Sunday, October 14, 2012

Prompt #11


The Prompt: Let me tell you a lie.

The first time I told a lie I was six. I’d just broken my grandmother’s favorite vase playing Frisbee with my brother in the house even though we were both old enough to know better. He scrammed and left me to take the blame so I did what any child would have done. I smiled at her innocently and blamed the dog.

Or maybe the first lie I told was when I was four. I was plenty old enough to eat my own food, but refused to eat anything green. Carrots were fine, green gummy bears were not. It had nothing to do with texture or health, I just hated the color green. So when my dad came home and asked if I’d been good and eaten all my veggies, I did what any self respecting four year old would have done. I gave him a big hug and told him of course I had.

But that might not be right either.
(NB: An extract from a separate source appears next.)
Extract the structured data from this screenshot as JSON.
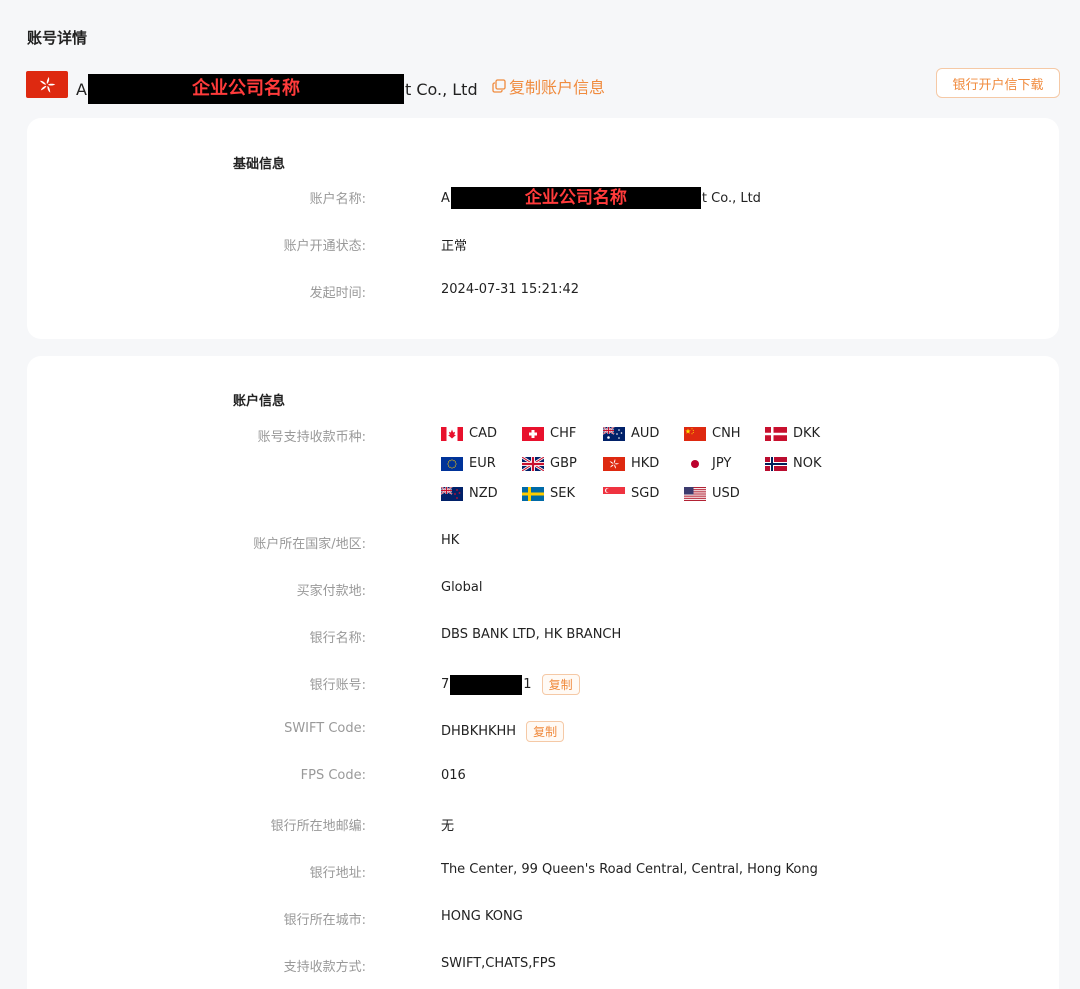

What if the first lie I told was when I was twelve and for the first time failed a test. The teacher asked me why and I wasn’t about to tell her I’d been online with my friends the whole night before so I smiled innocently and told her I’d studied an hour a night for the previous week.

But is any of that important? Does it matter if I was four or six or twelve? Does the when matter? I did it, I lied. That’s all that is important. Or is the why also important? That I lied to get out of trouble, for my own good, to make people view me better. I don’t need those excuses anymore. A good lie can be for any reason at all.

None of this matters to you. You aren’t here to listen to the story of my lies. That doesn’t interest you. You’re here for a story. To be entertained. So here’s my story.

I was fourteen. A normal fourteen year old with normal fourteen year old friends. And then my life changed suddenly when my friend died in a car crash, hit by a drunk driver going home from school one evening. Everything turned upside down. Everything that felt good and right disappeared.

She was gone. She left a hole in my world. Nothing fit anymore. The puzzle that was my life wasn’t only missing a piece, but it seemed as though it had been reshaped. Tragedies like that happen all over the world, but they aren’t supposed to happen to you. Never in your life.

But they do. And nothing’s ever right again. It changes you, changes the way you view the world. Maybe that’s what made me the way I am.

Only that’s not entirely true. It wasn’t my friend, it was my sister. She was closer to my heart than anyone else in the world. She was my closest confidante and my best friend. We told each other everything. Except her one secret. She was unhappy and never told me even though I told her everything.

She took her own life and I never knew, never suspected. My own sister and closest friend and I didn’t have a clue. It broke my heart. Changed me forever.

Did you like that? Feel any tugs on your heart strings? Entertaining enough for your liking?  Were you invested in my life and my story, perhaps? I thought it might have more impact if I switched it from my friend to my sister. Was I right? Did it add more to my sob story? My poor sister. It could have even been true if I weren’t an only child.

I’m sorry, am I toying with your emotions? Do you not like being manipulated into feeling for me and my lies? Then why did you continue reading? I’m a liar. Lying is what I do. You knew that from the first sentence. I’m probably the most honest liar in the world. And you kept reading anyway. Doesn’t that say more about you than it does about me?

Think about that while you sit there feeling judging me. You want to be lied to, to hear the stories. You just don’t like the liars.